BECOME THE NEXT POWER COUPLE: 5 WAYS TO DETERMINE IF YOU AND YOUR SPOUSE HAVE WHAT IT TAKES 

Ronald and Nancy Raegan

  • Barak and Michelle Obama

  • Tom Hanks and Rita Wilson

  • Jay Z and Beyonce

  • Tony and Sage Robbins

Power Couples. Two people in a relationship who are successful in their own path and who support each other’s strengths and individuality because of their partnership. 

Looking back through time, in politics, entertainment, and business, the list of these unique power couples goes on and on.

My hubby, Steve, and I might not be US presidents, celebrities, or professional musicians, but we strive to support each other in all that we do and we pay attention to the habits of power couples. Our marriage is far from perfect but after studying successful character traits of power couples for many years, I can promise you that nobody on the historical list of power couples is “perfect.” Perfection is only a concept, a dangerous concept, it isn’t reality, and it certainly does not lead to success. Power couples are on a messy journey through life and they are figuring it out one day at a time just like the rest of us! 

But what makes them different and set apart? Why do we view them as power couples? 

When I look closely at historical power couples, I see some common characteristics and traits. Take a look at some of the most common traits and evaluate for yourself if you have what it takes to be the next power couple!

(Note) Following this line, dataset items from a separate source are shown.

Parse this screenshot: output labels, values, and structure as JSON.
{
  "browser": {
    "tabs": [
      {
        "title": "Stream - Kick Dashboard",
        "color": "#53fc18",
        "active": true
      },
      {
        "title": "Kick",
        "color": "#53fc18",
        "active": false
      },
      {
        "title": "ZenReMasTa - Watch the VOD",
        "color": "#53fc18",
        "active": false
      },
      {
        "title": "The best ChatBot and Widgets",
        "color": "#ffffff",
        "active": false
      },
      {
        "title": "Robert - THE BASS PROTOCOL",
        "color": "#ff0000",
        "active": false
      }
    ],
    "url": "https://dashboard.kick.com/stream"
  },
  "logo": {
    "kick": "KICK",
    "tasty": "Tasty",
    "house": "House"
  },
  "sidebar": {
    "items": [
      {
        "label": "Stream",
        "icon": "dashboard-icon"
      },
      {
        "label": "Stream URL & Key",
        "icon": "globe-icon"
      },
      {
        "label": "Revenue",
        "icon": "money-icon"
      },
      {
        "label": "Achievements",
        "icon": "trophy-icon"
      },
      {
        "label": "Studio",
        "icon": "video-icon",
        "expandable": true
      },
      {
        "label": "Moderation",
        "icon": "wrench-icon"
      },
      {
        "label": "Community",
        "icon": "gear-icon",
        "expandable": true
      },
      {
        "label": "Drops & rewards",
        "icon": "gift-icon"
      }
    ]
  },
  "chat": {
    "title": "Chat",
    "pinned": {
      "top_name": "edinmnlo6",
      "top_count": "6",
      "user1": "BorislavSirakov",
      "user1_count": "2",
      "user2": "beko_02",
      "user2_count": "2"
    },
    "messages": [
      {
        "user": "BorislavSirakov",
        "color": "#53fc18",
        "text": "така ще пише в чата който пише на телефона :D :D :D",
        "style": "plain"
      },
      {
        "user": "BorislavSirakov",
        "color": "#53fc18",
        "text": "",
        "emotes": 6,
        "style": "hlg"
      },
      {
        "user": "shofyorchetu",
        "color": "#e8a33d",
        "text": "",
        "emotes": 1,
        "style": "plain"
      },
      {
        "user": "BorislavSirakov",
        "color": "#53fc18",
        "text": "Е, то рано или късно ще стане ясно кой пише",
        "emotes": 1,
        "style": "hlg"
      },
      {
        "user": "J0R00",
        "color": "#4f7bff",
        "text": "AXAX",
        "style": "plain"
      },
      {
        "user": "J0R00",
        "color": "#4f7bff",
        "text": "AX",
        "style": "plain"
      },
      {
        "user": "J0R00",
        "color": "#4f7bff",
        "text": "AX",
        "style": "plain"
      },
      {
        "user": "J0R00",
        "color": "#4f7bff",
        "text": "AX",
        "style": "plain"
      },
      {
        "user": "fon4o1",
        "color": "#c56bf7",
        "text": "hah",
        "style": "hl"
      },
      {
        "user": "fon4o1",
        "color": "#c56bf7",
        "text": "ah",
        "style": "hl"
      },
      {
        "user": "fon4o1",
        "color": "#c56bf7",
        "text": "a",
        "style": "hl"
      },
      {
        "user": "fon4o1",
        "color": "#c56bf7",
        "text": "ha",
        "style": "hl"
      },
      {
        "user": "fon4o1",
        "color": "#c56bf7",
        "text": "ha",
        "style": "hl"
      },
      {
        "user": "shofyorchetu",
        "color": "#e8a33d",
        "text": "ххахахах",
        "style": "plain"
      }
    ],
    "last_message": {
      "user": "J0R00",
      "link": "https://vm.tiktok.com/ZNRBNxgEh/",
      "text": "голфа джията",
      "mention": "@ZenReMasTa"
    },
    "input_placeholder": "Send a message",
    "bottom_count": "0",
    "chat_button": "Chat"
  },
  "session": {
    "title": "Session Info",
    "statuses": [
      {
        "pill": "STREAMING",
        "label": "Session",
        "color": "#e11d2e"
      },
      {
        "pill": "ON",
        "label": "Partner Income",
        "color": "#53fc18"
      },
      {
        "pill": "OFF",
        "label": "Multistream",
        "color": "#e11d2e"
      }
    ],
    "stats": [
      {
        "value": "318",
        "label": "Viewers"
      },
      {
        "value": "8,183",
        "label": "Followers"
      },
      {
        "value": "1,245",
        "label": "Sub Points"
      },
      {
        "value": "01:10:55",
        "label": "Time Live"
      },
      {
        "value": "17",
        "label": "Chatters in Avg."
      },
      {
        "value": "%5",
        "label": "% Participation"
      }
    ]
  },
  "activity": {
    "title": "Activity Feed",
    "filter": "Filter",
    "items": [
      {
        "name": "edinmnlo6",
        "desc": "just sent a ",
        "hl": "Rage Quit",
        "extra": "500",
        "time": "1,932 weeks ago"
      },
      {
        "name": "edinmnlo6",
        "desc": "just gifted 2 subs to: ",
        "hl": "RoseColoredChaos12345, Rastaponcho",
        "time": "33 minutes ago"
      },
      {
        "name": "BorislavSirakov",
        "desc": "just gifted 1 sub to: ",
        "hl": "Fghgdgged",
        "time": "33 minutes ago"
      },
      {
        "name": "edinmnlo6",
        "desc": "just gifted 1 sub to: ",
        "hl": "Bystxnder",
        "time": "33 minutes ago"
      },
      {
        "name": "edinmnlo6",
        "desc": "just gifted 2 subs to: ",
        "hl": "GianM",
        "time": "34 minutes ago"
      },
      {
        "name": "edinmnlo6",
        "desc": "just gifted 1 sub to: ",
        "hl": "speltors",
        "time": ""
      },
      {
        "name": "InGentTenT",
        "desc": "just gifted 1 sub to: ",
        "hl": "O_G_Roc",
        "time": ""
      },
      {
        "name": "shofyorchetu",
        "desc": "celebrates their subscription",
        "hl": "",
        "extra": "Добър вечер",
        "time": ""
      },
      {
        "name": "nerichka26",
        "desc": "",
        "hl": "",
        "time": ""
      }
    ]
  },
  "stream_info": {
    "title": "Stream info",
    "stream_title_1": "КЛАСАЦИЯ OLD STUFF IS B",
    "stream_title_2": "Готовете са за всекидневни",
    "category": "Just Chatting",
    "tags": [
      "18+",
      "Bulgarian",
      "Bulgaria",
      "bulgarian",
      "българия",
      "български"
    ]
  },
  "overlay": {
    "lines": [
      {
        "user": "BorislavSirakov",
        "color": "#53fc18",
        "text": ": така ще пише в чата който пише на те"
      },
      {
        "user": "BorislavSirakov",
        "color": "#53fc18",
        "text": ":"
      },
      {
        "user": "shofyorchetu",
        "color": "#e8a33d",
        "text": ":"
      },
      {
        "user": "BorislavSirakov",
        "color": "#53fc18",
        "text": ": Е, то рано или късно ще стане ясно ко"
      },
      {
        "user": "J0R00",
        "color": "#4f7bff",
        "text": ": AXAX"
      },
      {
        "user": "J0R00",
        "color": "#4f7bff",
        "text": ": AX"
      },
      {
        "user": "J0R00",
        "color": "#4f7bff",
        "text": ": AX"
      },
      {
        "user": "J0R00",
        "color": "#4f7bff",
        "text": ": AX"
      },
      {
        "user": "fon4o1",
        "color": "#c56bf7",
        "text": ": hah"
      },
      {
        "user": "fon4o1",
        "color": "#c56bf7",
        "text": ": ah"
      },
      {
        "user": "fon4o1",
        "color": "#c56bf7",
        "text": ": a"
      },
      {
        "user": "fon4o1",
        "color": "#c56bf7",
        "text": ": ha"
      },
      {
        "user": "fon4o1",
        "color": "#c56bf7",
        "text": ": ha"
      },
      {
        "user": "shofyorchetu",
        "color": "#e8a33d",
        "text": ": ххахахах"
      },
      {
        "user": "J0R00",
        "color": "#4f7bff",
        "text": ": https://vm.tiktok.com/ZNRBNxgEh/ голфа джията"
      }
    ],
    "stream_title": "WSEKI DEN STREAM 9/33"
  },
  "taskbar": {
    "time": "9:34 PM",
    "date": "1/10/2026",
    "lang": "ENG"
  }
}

Top 5 Traits of Power Couples

  1. Prioritize Each Other

    • Power couples will do anything for one another. They respect boundaries and privacy and if one is in need, the other will drop everything and be by the side of the other one until the situation is under control. They are typically the first person to share exciting news with each other and the first (often only) person’s opinion they care about when it comes to making important decisions.

  2. Express Gratitude

    • Power couples are grateful for each other. They regularly thank each other for small daily tasks and appreciate even the smallest effort given by their partner.. They are genuinely grateful for each other’s presence and are each their best selves when they are together. 

  3. Communicate without any Drama

    • Power couples have mutual respect. They are not jealous. They do not make dramatic scenes in public. They do not create unnecessary emotional upset for each other. They are typically seen as calm, collected, and under control in almost all circumstances. They feel at home with one another no matter their location and resolve disagreements quickly to maintain peace.

  4. Each Other’s Biggest Cheerleaders

    • Power couples support one another, oftentimes in very public ways. It is not uncommon to see power couples promoting each other in social media, in interviews, or at events with friends, family, or colleagues. Power couples see the success of their partner as their own success. They push their partner to be their best and are not competitive with each other for public attention. They truly want each other to “win” in all that they do.

  5. Goal Setters and Planners

    • Power couples typically know what they are working towards as a unified unit. They are a team. They often have short- and long-term goals and regularly discuss their progress and plans to achieve them. They understand that each decision that one makes will impact the other and they are cognizant of that as new opportunities present themselves. 

You don’t have to be famous to be a power couple. Power couples are any two people who are strong, independent, successful, and even better together. They are the couple who stands out in a crowd as happy, balanced, and “doing things.” They stand out as people who have both natural abilities and aren’t afraid to work hard.

Power couples make each other better in every sense. They make each other see new and different perspectives, they make each other better partners, better leaders, and better human beings. 

So, how do you rate yourself and your partner based on the power couple criteria above?

My hubby, Steve, and I are a work in progress like most couples, but we are 100% committed to each other. We embrace our power couple qualities and strive to keep them in our marriage. Our quest as a unit is to become one of the most generous, balanced, and respected couples on the list of historical power couples. If we don’t make it into the public eye that is ok with us, we know that we will have fun on our journey prioritizing one another, expressing gratitude, communicating without drama, being each other’s biggest cheerleaders, and achieving success. Together  we will positively impact people around the world, and that’s all that matters to us!  How about you?